CUPE is calling on the federal government to expand access to Employment Insurance and increase supports for unemployed and sick workers. For decades, EI has excluded many workers and paid benefits that are too low to survive on. It’s time to rebuild this essential part of Canada’s social safety net.

The pandemic showed EI could not meet workers’ needs. Canada’s COVID-19 response also highlights what’s possible when governments put resources into expanding income supports.

EI was broken and inadequate before the pandemic. Fewer than half of unemployed workers qualify for benefits that leave many below the poverty line. EI access is inequitable, with men more likely than women to qualify, and uneven coverage across regions.
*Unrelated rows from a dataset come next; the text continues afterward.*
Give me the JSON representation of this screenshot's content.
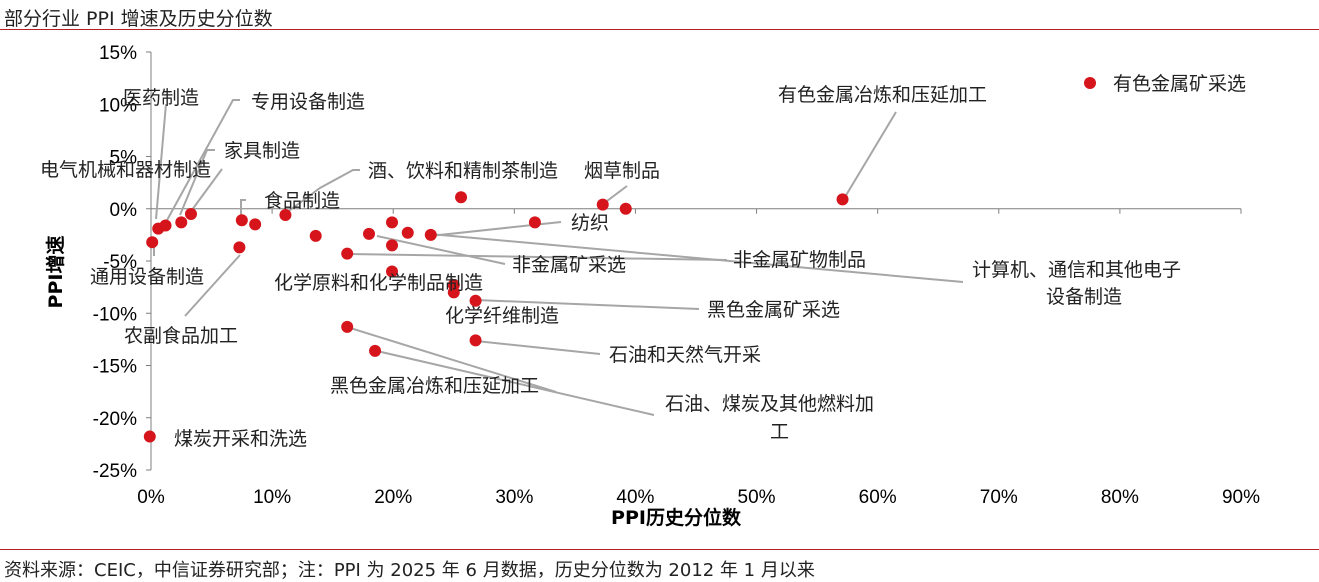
{
  "title": "部分行业 PPI 增速及历史分位数",
  "source": "资料来源：CEIC，中信证券研究部；注：PPI 为 2025 年 6 月数据，历史分位数为 2012 年 1 月以来",
  "chart_data": {
    "type": "scatter",
    "xlabel": "PPI历史分位数",
    "ylabel": "PPI增速",
    "xlim": [
      0,
      90
    ],
    "ylim": [
      -25,
      15
    ],
    "xticks": [
      "0%",
      "10%",
      "20%",
      "30%",
      "40%",
      "50%",
      "60%",
      "70%",
      "80%",
      "90%"
    ],
    "yticks": [
      "15%",
      "10%",
      "5%",
      "0%",
      "-5%",
      "-10%",
      "-15%",
      "-20%",
      "-25%"
    ],
    "series_name": "有色金属矿采选",
    "point_color": "#d6141c",
    "points": [
      {
        "x": 0.1,
        "y": -3.2
      },
      {
        "x": 0.6,
        "y": -1.9
      },
      {
        "x": 1.2,
        "y": -1.6
      },
      {
        "x": 2.5,
        "y": -1.3
      },
      {
        "x": 3.3,
        "y": -0.5
      },
      {
        "x": 7.3,
        "y": -3.7
      },
      {
        "x": 7.5,
        "y": -1.1
      },
      {
        "x": 8.6,
        "y": -1.5
      },
      {
        "x": 11.1,
        "y": -0.6
      },
      {
        "x": 13.6,
        "y": -2.6
      },
      {
        "x": 16.2,
        "y": -4.3
      },
      {
        "x": 16.2,
        "y": -11.3
      },
      {
        "x": 18.0,
        "y": -2.4
      },
      {
        "x": 18.5,
        "y": -13.6
      },
      {
        "x": 19.9,
        "y": -1.3
      },
      {
        "x": 19.9,
        "y": -3.5
      },
      {
        "x": 19.9,
        "y": -6.0
      },
      {
        "x": 21.2,
        "y": -2.3
      },
      {
        "x": 23.1,
        "y": -2.5
      },
      {
        "x": 25.0,
        "y": -7.3
      },
      {
        "x": 25.0,
        "y": -8.0
      },
      {
        "x": 25.6,
        "y": 1.1
      },
      {
        "x": 26.8,
        "y": -8.8
      },
      {
        "x": 26.8,
        "y": -12.6
      },
      {
        "x": 31.7,
        "y": -1.3
      },
      {
        "x": 37.3,
        "y": 0.4
      },
      {
        "x": 39.2,
        "y": 0.0
      },
      {
        "x": 57.1,
        "y": 0.9
      },
      {
        "x": -0.1,
        "y": -21.8
      }
    ],
    "annotations": [
      {
        "text": "医药制造",
        "x": 0.8,
        "y": -1.9
      },
      {
        "text": "专用设备制造",
        "x": 1.5,
        "y": -1.6
      },
      {
        "text": "家具制造",
        "x": 2.6,
        "y": -1.3
      },
      {
        "text": "电气机械和器材制造",
        "x": 3.3,
        "y": -0.5
      },
      {
        "text": "通用设备制造",
        "x": 0.3,
        "y": -3.2
      },
      {
        "text": "农副食品加工",
        "x": 7.3,
        "y": -3.7
      },
      {
        "text": "食品制造",
        "x": 7.5,
        "y": -1.1
      },
      {
        "text": "酒、饮料和精制茶制造",
        "x": 11.1,
        "y": -0.6
      },
      {
        "text": "烟草制品",
        "x": 37.3,
        "y": 0.4
      },
      {
        "text": "有色金属冶炼和压延加工",
        "x": 57.1,
        "y": 0.9
      },
      {
        "text": "纺织",
        "x": 31.7,
        "y": -1.3
      },
      {
        "text": "非金属矿采选",
        "x": 19.9,
        "y": -3.5
      },
      {
        "text": "非金属矿物制品",
        "x": 16.2,
        "y": -4.3
      },
      {
        "text": "计算机、通信和其他电子",
        "x": 23.1,
        "y": -2.5
      },
      {
        "text": "设备制造",
        "x": 23.1,
        "y": -2.5
      },
      {
        "text": "化学原料和化学制品制造",
        "x": 25.0,
        "y": -7.3
      },
      {
        "text": "化学纤维制造",
        "x": 25.0,
        "y": -8.0
      },
      {
        "text": "黑色金属矿采选",
        "x": 26.8,
        "y": -8.8
      },
      {
        "text": "石油和天然气开采",
        "x": 26.8,
        "y": -12.6
      },
      {
        "text": "黑色金属冶炼和压延加工",
        "x": 16.2,
        "y": -11.3
      },
      {
        "text": "石油、煤炭及其他燃料加",
        "x": 18.5,
        "y": -13.6
      },
      {
        "text": "工",
        "x": 18.5,
        "y": -13.6
      },
      {
        "text": "煤炭开采和洗选",
        "x": -0.1,
        "y": -21.8
      }
    ]
  }
}
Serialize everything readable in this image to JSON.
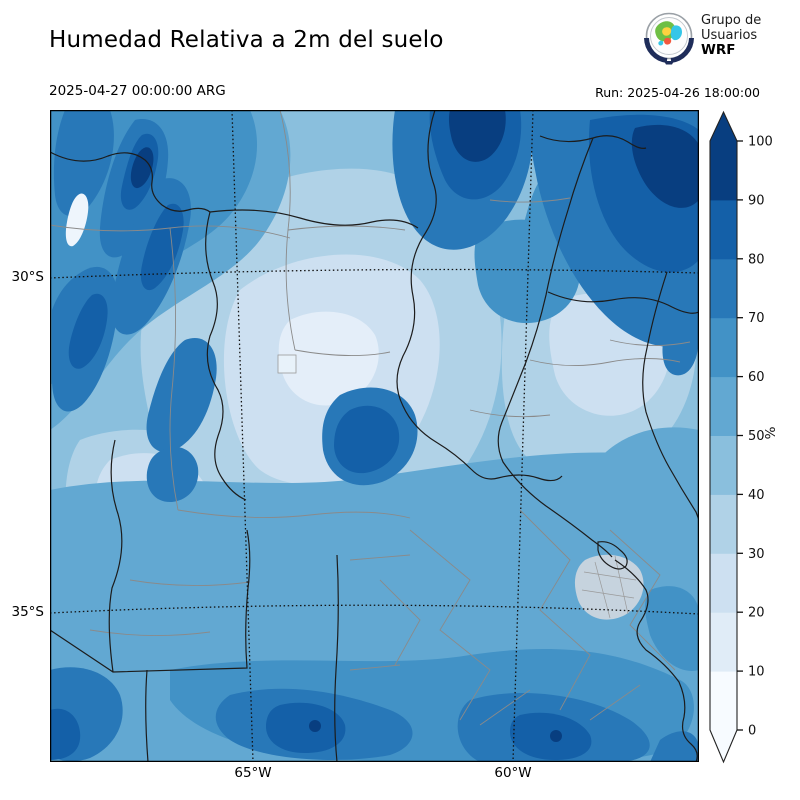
{
  "header": {
    "title": "Humedad Relativa a 2m del suelo",
    "valid_time": "2025-04-27 00:00:00 ARG",
    "run_label": "Run: 2025-04-26 18:00:00",
    "logo_text": [
      "Grupo de",
      "Usuarios",
      "WRF"
    ]
  },
  "map": {
    "lat_ticks": [
      {
        "label": "30°S"
      },
      {
        "label": "35°S"
      }
    ],
    "lon_ticks": [
      {
        "label": "65°W"
      },
      {
        "label": "60°W"
      }
    ]
  },
  "colorbar": {
    "unit": "%",
    "tick_labels": [
      "0",
      "10",
      "20",
      "30",
      "40",
      "50",
      "60",
      "70",
      "80",
      "90",
      "100"
    ],
    "bin_colors": [
      "#f7fbff",
      "#e0ecf7",
      "#cde0f1",
      "#b0d2e7",
      "#8abfdd",
      "#62a8d2",
      "#4292c6",
      "#2878b8",
      "#1460a8",
      "#083e80"
    ],
    "under_color": "#f7fbff",
    "over_color": "#083e80",
    "frame_color": "#222222"
  }
}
In a recent brief to a House of Commons standing committee that’s studying EI, CUPE called for changes that will rebuild and expand EI. Our recommendations include:

  • Expand access to ensure more workers are covered, which will boost support for women as well as precarious and migrant workers.
  • Increase benefit levels and maintain the minimum benefit of $500 per week set as a floor for the Canada Emergency Response Benefit (CERB).
  • Support workers who are managing ongoing health issues during the pandemic, and increase EI sickness benefits from 15 weeks to 50.
  • Ensure workers hardest hit by the pandemic, including airline workers, can access extended training support and EI training programs.
  • Respect workers’ ownership of the program and pass a law that prevents any government from raiding the EI fund.

The program’s failure has its roots in drastic cuts and restructuring in the 1990s. Since then, Conservative and Liberal governments have continued to erode and neglect EI.

Giving workers in Canada adequate income supports and fixing our broken EI program will help Canadians weather the rest of the COVID-19 pandemic, and lay the foundation for a faster recovery. It will also mean we’re better prepared for future crises.